UH has purchased four systems, as part of a master agreement, to treat patients with pancreas, prostate, kidney, gynecological, lung, liver, breast, brain, spine and oligometastatic cancers.

Along with ViewRay, it will also assess the system’s noninvasive form of MR-guided radiosurgery against traditional surgical methods and ablative modalities such as HIFU, cryotherapy and radiofrequency ablation.

"Because MRIdian enables delivery of ablative radiation doses with tighter margins, we will be able to treat complex cancer cases, including inoperable tumors and patients who aren't good candidates for surgery," said Dr. Jordan Winter, chief of the division of surgical oncology at UH Cleveland Medical Center and director of surgical services at UH Seidman Cancer Center, in a statement.

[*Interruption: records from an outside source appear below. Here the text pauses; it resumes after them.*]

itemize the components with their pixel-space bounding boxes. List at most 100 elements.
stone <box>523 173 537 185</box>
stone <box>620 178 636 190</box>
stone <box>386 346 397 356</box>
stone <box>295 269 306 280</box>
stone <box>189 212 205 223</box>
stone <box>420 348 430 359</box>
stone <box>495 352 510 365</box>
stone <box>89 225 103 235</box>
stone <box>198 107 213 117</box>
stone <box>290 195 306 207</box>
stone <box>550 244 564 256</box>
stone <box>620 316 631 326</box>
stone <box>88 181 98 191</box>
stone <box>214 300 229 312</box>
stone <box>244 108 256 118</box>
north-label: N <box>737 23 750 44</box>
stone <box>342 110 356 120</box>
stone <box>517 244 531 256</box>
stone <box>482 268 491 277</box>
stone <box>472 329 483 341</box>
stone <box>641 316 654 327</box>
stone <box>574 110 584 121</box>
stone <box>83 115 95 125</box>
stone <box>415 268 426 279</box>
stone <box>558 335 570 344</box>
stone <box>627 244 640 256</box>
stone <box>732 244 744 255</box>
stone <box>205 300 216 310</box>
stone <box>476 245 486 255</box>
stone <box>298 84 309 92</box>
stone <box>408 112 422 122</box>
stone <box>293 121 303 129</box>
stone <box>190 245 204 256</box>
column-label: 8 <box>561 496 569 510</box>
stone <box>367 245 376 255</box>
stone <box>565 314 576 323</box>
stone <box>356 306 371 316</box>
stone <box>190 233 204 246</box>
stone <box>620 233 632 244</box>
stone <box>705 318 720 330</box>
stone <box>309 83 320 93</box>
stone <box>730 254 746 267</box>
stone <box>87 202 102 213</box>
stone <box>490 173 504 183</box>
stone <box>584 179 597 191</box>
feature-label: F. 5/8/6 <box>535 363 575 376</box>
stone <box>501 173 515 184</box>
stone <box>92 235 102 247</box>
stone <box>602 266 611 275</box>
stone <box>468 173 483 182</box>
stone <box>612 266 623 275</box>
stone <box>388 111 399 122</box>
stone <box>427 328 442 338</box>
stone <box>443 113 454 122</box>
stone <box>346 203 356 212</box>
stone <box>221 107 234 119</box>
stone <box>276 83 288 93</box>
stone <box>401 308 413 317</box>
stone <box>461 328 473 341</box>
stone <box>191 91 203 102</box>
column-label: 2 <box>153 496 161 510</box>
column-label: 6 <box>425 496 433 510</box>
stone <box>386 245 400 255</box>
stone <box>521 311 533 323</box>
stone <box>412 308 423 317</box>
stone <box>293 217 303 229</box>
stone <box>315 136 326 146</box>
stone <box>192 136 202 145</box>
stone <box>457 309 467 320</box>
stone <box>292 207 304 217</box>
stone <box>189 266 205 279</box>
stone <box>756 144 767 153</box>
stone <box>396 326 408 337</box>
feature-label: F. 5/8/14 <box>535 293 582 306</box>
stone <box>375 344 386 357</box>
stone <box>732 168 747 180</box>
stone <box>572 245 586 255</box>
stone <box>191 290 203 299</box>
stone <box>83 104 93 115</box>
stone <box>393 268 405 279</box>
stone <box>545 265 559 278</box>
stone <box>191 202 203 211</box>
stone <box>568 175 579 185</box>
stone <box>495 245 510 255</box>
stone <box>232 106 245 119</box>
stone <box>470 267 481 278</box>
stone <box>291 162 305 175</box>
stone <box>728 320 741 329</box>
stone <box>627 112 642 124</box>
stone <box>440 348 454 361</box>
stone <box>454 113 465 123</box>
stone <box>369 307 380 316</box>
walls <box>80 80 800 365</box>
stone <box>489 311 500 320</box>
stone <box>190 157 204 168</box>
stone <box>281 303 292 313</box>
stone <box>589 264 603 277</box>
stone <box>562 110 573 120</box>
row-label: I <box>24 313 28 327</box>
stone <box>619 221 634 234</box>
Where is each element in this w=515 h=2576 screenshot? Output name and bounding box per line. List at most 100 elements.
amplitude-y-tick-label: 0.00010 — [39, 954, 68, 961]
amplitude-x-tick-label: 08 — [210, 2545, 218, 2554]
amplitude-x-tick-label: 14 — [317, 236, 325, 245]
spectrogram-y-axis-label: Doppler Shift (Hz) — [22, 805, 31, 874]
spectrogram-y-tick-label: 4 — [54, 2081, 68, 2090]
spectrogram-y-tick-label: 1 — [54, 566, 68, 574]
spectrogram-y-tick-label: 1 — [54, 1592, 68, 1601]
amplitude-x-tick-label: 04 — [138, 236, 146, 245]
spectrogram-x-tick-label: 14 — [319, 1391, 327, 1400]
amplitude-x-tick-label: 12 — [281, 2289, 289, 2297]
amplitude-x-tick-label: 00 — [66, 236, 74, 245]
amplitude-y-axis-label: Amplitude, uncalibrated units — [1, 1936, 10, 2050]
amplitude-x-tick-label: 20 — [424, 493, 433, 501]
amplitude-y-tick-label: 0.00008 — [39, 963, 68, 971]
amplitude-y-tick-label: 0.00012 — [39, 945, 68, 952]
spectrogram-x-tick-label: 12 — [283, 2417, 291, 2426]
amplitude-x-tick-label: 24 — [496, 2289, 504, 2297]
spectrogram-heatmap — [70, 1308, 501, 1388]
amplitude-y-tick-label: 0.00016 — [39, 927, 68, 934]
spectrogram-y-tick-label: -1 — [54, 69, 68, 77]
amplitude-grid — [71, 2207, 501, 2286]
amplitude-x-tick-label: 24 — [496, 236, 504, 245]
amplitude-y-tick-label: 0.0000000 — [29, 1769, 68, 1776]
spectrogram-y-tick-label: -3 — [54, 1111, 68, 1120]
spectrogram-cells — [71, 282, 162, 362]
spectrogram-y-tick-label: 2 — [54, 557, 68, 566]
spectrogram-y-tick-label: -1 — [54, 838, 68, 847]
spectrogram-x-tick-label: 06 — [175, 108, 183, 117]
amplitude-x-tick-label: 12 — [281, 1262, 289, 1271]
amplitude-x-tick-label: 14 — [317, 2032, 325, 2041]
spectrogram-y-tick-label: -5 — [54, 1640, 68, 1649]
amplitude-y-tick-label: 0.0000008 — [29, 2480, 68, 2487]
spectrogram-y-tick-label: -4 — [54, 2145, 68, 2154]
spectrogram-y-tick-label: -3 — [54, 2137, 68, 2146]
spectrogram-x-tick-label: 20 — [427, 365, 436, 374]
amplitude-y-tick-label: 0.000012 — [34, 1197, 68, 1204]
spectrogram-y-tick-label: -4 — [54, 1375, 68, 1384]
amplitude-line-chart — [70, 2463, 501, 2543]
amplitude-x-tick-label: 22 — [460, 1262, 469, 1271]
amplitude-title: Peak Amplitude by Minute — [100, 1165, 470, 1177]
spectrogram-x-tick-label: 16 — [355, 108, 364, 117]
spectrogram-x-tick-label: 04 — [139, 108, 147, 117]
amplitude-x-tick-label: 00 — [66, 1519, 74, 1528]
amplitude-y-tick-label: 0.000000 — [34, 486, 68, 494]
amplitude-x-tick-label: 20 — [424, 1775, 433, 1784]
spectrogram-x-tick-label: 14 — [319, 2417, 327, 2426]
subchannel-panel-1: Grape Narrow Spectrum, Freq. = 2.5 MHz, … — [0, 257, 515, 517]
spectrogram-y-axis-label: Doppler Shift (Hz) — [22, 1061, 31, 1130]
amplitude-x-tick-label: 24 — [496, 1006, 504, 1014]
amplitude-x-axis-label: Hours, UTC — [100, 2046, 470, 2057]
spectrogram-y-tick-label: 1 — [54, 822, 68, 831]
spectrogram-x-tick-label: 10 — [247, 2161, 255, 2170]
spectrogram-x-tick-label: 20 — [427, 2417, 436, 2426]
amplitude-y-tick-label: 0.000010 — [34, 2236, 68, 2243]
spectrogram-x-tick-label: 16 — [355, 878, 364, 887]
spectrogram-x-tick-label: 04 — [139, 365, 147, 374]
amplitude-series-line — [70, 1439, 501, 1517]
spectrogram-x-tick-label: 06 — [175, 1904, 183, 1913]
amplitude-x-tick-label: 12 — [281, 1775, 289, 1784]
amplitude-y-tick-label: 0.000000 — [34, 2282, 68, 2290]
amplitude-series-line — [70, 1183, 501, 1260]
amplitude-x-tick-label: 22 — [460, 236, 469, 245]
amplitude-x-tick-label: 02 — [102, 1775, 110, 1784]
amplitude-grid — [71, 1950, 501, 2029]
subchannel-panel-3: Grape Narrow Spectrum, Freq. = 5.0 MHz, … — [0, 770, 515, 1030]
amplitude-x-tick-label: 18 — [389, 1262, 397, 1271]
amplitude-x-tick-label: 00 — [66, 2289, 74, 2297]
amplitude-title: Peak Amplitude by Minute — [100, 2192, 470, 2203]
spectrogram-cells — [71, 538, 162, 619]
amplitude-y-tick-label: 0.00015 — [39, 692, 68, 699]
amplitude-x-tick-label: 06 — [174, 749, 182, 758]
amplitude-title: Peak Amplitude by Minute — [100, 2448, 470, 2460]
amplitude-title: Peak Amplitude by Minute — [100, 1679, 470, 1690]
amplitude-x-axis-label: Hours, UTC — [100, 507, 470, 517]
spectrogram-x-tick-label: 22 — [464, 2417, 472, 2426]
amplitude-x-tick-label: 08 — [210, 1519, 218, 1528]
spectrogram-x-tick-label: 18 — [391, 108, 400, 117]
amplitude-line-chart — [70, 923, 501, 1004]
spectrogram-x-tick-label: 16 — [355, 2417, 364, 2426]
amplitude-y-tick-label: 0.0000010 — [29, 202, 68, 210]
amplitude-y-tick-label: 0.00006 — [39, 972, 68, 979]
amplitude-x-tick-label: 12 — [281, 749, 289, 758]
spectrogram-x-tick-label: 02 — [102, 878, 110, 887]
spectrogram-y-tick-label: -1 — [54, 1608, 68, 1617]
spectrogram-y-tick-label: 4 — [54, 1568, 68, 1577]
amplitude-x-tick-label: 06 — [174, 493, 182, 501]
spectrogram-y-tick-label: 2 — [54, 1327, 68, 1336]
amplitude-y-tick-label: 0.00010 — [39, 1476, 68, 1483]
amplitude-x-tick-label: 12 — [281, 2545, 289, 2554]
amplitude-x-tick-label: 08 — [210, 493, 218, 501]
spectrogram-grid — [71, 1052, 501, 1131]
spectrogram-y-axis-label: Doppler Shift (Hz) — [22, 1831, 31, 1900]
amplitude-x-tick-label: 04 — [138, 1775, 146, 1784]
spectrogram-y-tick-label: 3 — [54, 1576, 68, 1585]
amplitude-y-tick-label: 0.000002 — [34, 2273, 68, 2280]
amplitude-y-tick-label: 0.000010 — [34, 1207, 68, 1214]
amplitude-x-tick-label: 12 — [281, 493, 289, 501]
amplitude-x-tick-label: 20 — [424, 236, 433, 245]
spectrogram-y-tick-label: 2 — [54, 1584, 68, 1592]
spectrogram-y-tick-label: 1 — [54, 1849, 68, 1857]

MRIdian’s real-time continuous tracking allows for automatic gating of the radiation beam if the target moves outside the margins. This maintains precise dose delivery, while sparing healthy tissues and critical structures, minimizing toxicities associated with conventional radiotherapy.

The solution has treated more than 27,000 patients, and there are currently 56 units installed at hospitals worldwide.

Viewray recently installed two in the U.K. at comprehensive cancer centers in Guildford and Birmingham for GenesisCare, the largest global provider of cancer services across the U.S., U.K., Spain and Australia. This doubled the number of MRIdian systems in the U.K. and brought the total number in GenesisCare’s global network to six.

"MRIdian expands the treatment options available to our patients, particularly those with tough-to-treat cancers whose options may have previously been limited, such as pancreatic ultra-central lung cancer tumors,” said Winter.